The peer-reviewed journal is the lifeblood of academia, allowing scholars to present research to their fellows and propelling the cause of scholarship ever forward. It plays a vital role in every discipline, whether science, social science, or humanity, and remains the repository for some of the most important advancements in human knowledge. This being so, it is tragic that the overwhelming majority of such journals are protected behind off-puttingly high pay-walls, being available only to the wealthy and those fortunate enough to have university access subscriptions.
For years, there has only been one solitary peer-reviewed journal devoted to the academic study of Western esotericism, the aptly named Aries: Journal for the Study of Western Esotericism. Its an excellent journal, and has allowed for the publication of much important research, but its monopoly of the field was near total, and at 58 euros for an annual subscription, it didn't come cheap. Though scholars were able to offer their work for publication in a number of other related journals - Magic, Ritual and Witchcraft, The Pomegranate: The International Journal of Pagan Studies, or the now sadly defunct Journal for the Academic Study of Magic - Aries was alone in being devoted 100% to Western esotericism. This week, that monopoly was broken in an important step for the ongoing diversification of the field.
Correspondences: An Online Journal for the Academic Study of Western Esotericism is the brainchild of two postgraduates at the University of Amsterdam, Jimmy Elwing and Aren Roukema. Perceiving the need for a new, more inclusive scholarly outlet for their field, they devised the journal with the support of various specialists in the subject, many of whom agreed to sit on the publication's editorial board. Here at Albion Calling, we'll be undertaking an interview with Elwing and Roukema in the coming weeks to find out more about how this project came to fruition, so watch this space!

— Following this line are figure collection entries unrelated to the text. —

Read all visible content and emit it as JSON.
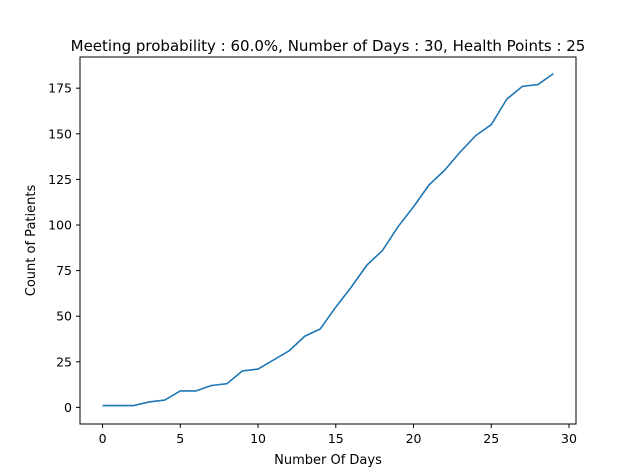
{
  "chart_data": {
    "type": "line",
    "title": "Meeting probability : 60.0%, Number of Days : 30, Health Points : 25",
    "xlabel": "Number Of Days",
    "ylabel": "Count of Patients",
    "xlim": [
      -1.45,
      30.45
    ],
    "ylim": [
      -9.1,
      192.1
    ],
    "xticks": [
      0,
      5,
      10,
      15,
      20,
      25,
      30
    ],
    "yticks": [
      0,
      25,
      50,
      75,
      100,
      125,
      150,
      175
    ],
    "grid": false,
    "x": [
      0,
      1,
      2,
      3,
      4,
      5,
      6,
      7,
      8,
      9,
      10,
      11,
      12,
      13,
      14,
      15,
      16,
      17,
      18,
      19,
      20,
      21,
      22,
      23,
      24,
      25,
      26,
      27,
      28,
      29
    ],
    "series": [
      {
        "values": [
          1,
          1,
          1,
          3,
          4,
          9,
          9,
          12,
          13,
          20,
          21,
          26,
          31,
          39,
          43,
          55,
          66,
          78,
          86,
          99,
          110,
          122,
          130,
          140,
          149,
          155,
          169,
          176,
          177,
          183
        ],
        "color": "#1f77b4"
      }
    ]
  }
}
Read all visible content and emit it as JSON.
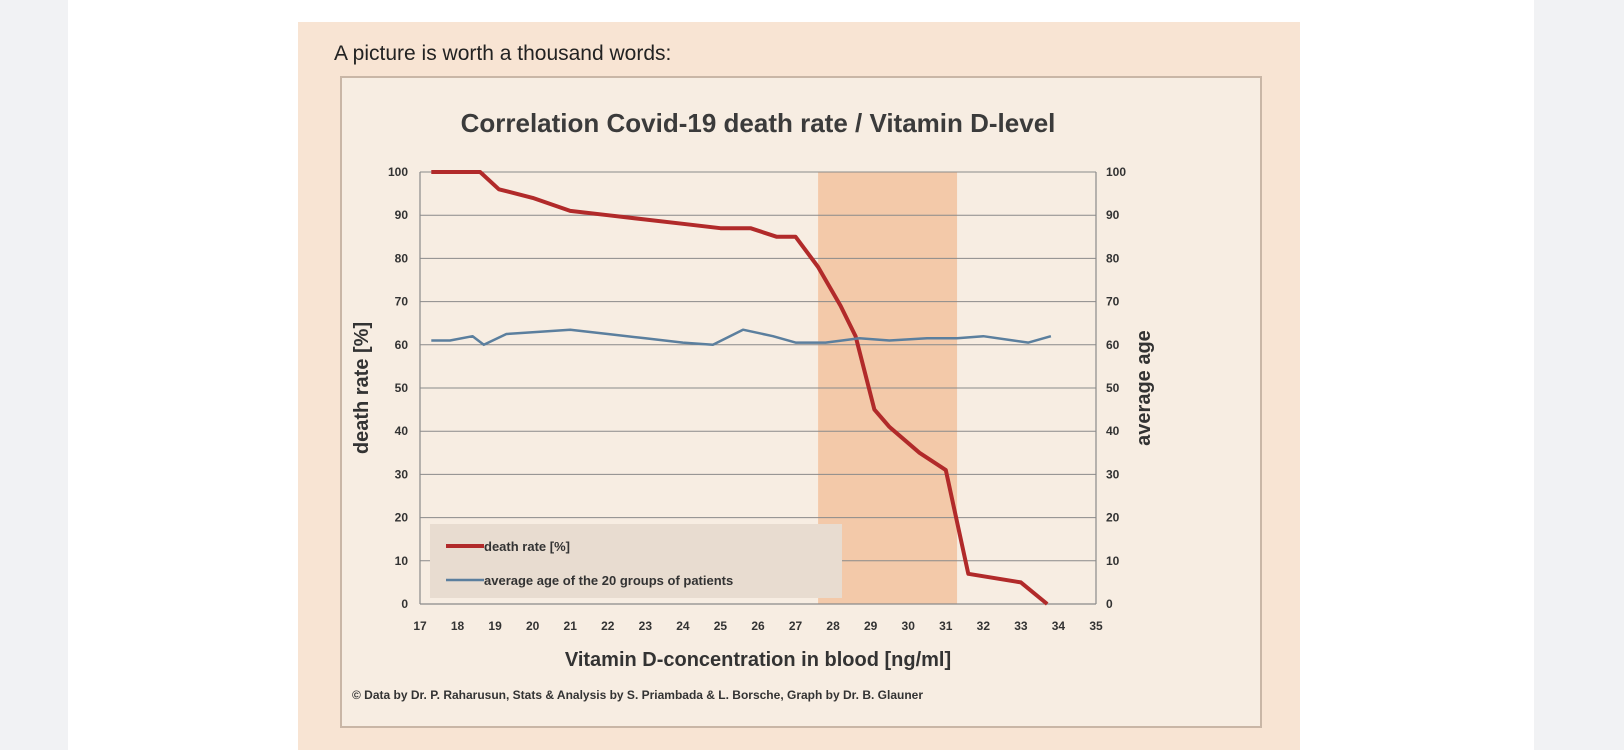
{
  "intro_text": "A picture is worth a thousand words:",
  "credit_text": "© Data by Dr. P. Raharusun, Stats & Analysis by S. Priambada & L. Borsche, Graph by Dr. B. Glauner",
  "colors": {
    "background": "#f8e4d3",
    "plot_background": "#f7ede2",
    "highlight_band": "#f3c9a9",
    "death_rate_line": "#b12a2a",
    "average_age_line": "#5b7f9e",
    "legend_box": "#e8dcd0"
  },
  "chart_data": {
    "type": "line",
    "title": "Correlation Covid-19 death rate / Vitamin D-level",
    "xlabel": "Vitamin D-concentration in blood [ng/ml]",
    "ylabel": "death rate [%]",
    "y2label": "average age",
    "xlim": [
      17,
      35
    ],
    "ylim": [
      0,
      100
    ],
    "y2lim": [
      0,
      100
    ],
    "x_ticks": [
      17,
      18,
      19,
      20,
      21,
      22,
      23,
      24,
      25,
      26,
      27,
      28,
      29,
      30,
      31,
      32,
      33,
      34,
      35
    ],
    "y_ticks": [
      0,
      10,
      20,
      30,
      40,
      50,
      60,
      70,
      80,
      90,
      100
    ],
    "grid": "horizontal",
    "highlight_band": {
      "x_range": [
        27.6,
        31.3
      ]
    },
    "legend": {
      "position": "bottom-left",
      "entries": [
        "death rate [%]",
        "average age of the 20 groups of patients"
      ]
    },
    "series": [
      {
        "name": "death rate [%]",
        "axis": "left",
        "color": "#b12a2a",
        "x": [
          17.3,
          18.6,
          19.1,
          20.0,
          21.0,
          22.0,
          23.0,
          24.0,
          25.0,
          25.8,
          26.5,
          27.0,
          27.6,
          28.2,
          28.6,
          29.1,
          29.5,
          30.3,
          31.0,
          31.6,
          33.0,
          33.7
        ],
        "values": [
          100,
          100,
          96,
          94,
          91,
          90,
          89,
          88,
          87,
          87,
          85,
          85,
          78,
          69,
          62,
          45,
          41,
          35,
          31,
          7,
          5,
          0
        ]
      },
      {
        "name": "average age of the 20 groups of patients",
        "axis": "right",
        "color": "#5b7f9e",
        "x": [
          17.3,
          17.8,
          18.4,
          18.7,
          19.3,
          20.2,
          21.0,
          22.0,
          23.0,
          24.0,
          24.8,
          25.6,
          26.4,
          27.0,
          27.8,
          28.7,
          29.5,
          30.5,
          31.3,
          32.0,
          32.8,
          33.2,
          33.8
        ],
        "values": [
          61,
          61,
          62,
          60,
          62.5,
          63,
          63.5,
          62.5,
          61.5,
          60.5,
          60,
          63.5,
          62,
          60.5,
          60.5,
          61.5,
          61,
          61.5,
          61.5,
          62,
          61,
          60.5,
          62
        ]
      }
    ]
  }
}
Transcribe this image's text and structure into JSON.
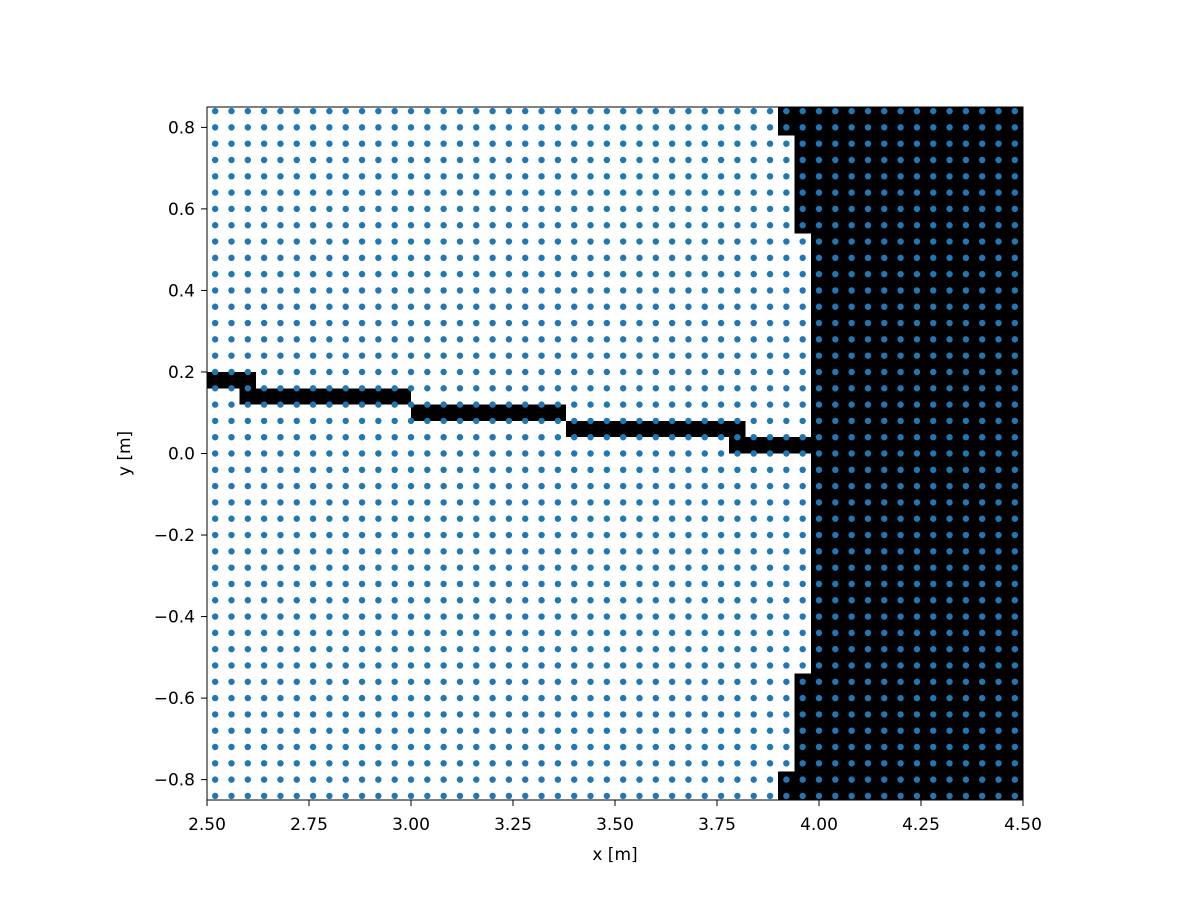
{
  "chart_data": {
    "type": "scatter",
    "title": "",
    "xlabel": "x [m]",
    "ylabel": "y [m]",
    "xlim": [
      2.5,
      4.5
    ],
    "ylim": [
      -0.85,
      0.85
    ],
    "xticks": [
      "2.50",
      "2.75",
      "3.00",
      "3.25",
      "3.50",
      "3.75",
      "4.00",
      "4.25",
      "4.50"
    ],
    "yticks": [
      "−0.8",
      "−0.6",
      "−0.4",
      "−0.2",
      "0.0",
      "0.2",
      "0.4",
      "0.6",
      "0.8"
    ],
    "grid": false,
    "legend": "none",
    "point_color": "#1f77b4",
    "background_color": "#000000",
    "points": {
      "x_start": 2.52,
      "x_step": 0.04,
      "x_count": 50,
      "y_start": -0.84,
      "y_step": 0.04,
      "y_count": 43
    },
    "masked_region": {
      "fill": "#ffffff",
      "description": "light cells form a left domain; black background shows the boundary",
      "cells_x_max_by_y": [
        {
          "y_min": -0.85,
          "y_max": -0.78,
          "x_max": 3.9
        },
        {
          "y_min": -0.78,
          "y_max": -0.54,
          "x_max": 3.94
        },
        {
          "y_min": -0.54,
          "y_max": 0.0,
          "x_max": 3.98
        }
      ],
      "upper_region": [
        {
          "y_min": 0.04,
          "y_max": 0.06,
          "x_min": 3.82,
          "x_max": 3.98
        },
        {
          "y_min": 0.06,
          "y_max": 0.08,
          "x_min": 3.82,
          "x_max": 3.98
        },
        {
          "y_min": 0.08,
          "y_max": 0.12,
          "x_min": 3.38,
          "x_max": 3.98
        },
        {
          "y_min": 0.12,
          "y_max": 0.16,
          "x_min": 3.0,
          "x_max": 3.98
        },
        {
          "y_min": 0.16,
          "y_max": 0.2,
          "x_min": 2.62,
          "x_max": 3.98
        },
        {
          "y_min": 0.2,
          "y_max": 0.54,
          "x_min": 2.5,
          "x_max": 3.98
        },
        {
          "y_min": 0.54,
          "y_max": 0.78,
          "x_min": 2.5,
          "x_max": 3.94
        },
        {
          "y_min": 0.78,
          "y_max": 0.85,
          "x_min": 2.5,
          "x_max": 3.9
        }
      ],
      "lower_region": [
        {
          "y_min": -0.85,
          "y_max": -0.78,
          "x_min": 2.5,
          "x_max": 3.9
        },
        {
          "y_min": -0.78,
          "y_max": -0.54,
          "x_min": 2.5,
          "x_max": 3.94
        },
        {
          "y_min": -0.54,
          "y_max": 0.0,
          "x_min": 2.5,
          "x_max": 3.98
        },
        {
          "y_min": 0.0,
          "y_max": 0.04,
          "x_min": 2.5,
          "x_max": 3.78
        },
        {
          "y_min": 0.04,
          "y_max": 0.08,
          "x_min": 2.5,
          "x_max": 3.38
        },
        {
          "y_min": 0.08,
          "y_max": 0.12,
          "x_min": 2.5,
          "x_max": 3.0
        },
        {
          "y_min": 0.12,
          "y_max": 0.16,
          "x_min": 2.5,
          "x_max": 2.58
        }
      ]
    }
  }
}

For me personally, Correspondences marks an important step in my academic career, because it is the second peer-reviewed journal in which my own work has seen publication. In my latest article, "An Elusive Roebuck: Luciferianism and Paganism in Robert Cochrane's Witchcraft", I continue with my research into the beliefs and praxes of Robert Cochrane. Well known among the "Traditional Witchcraft" community as something of a tutelary figurehead, Cochrane (1931-1966) was the founder and Magister of the Clan of Tubal Cain, and formulated his own magico-religious tradition in the early 1960s, prior to his ritual suicide. I find him a fascinating historical figure, and consider him one of the most enigmatic esotericists of twentieth-century Britain. Whereas my former paper on the subject, "Robert Cochrane and the Gardnerian Craft: Feuds, Secrets and Mysteries in Contemporary British Witchcraft" was published by The Pomegranate, and can only be accessed through a £14.00 pay-wall (for which I don't see a penny, it should be noted), the structure of Correspondences means that this new offering is entirely free and downloadable as a PDF. So, if it sounds like your cup of tea, please be my guest and give it a read! I hope that it encourages constructive dialogue and debate on what is a much neglected aspect of occult and contemporary Pagan history.
My thanks go out to the Correspondences team for their promising new venture, and I thoroughly look forward to what they have to offer us in future issues!